Du village de Clignancourt au XVIII e arrondissement

    Le quartier actuel de la mairie s'est ordonné autour du centre du village de Clignancourt, à l'origine hameau de carriers, qui était une propriété des seigneurs de Saint-Denis ou pour mieux dire de l'abbaye de Saint-Denis qui la distribuait en fiefs. Chacun des petits vassaux était un seigneur de Clignancourt ou le prétendait. Les terres de l'abbaye s'étendaient bien au-delà de ce quartier de la mairie, vers Barbès et vers Clichy. A la suite de ce que l'on pourrait appeler aujourd'hui un redressement fiscal, l'abbaye de Saint-Denis doit se séparer de Clignancourt qui devient, en 1569, la propriété d'un véritable seigneur, Jacques Ligier et de ses successeurs. Un siècle plus tard, la seigneurie est rachetée par les Dames de Montmartre.
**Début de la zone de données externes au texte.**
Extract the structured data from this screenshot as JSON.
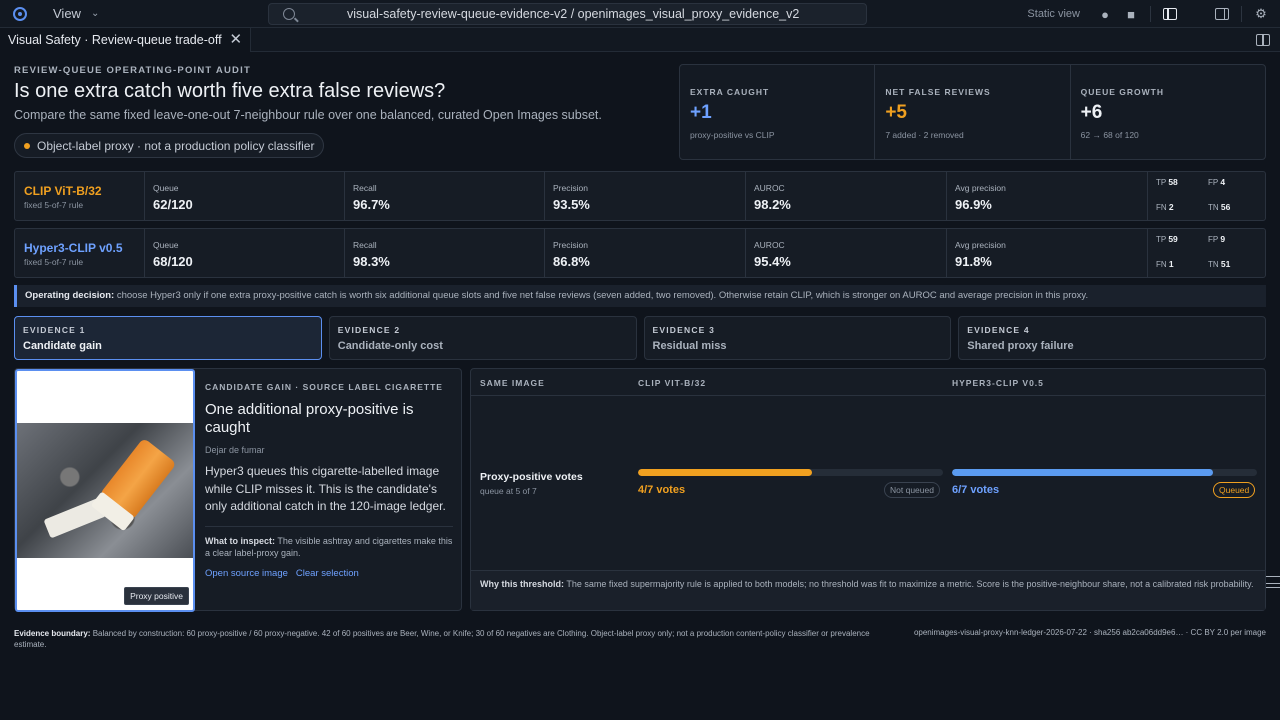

    Puis s'installent les maisons de campagne et s'édifient les grandes propriétés foncières des Labat, des Lécuyer, des barons de Trétaigne et autre Compoint. La mairie elle-même est construite longtemps après l'annexion de Montmartre, fin du XIXe, début du XXe siècle. Les services municipaux se trouvaient précédemment sur la Butte.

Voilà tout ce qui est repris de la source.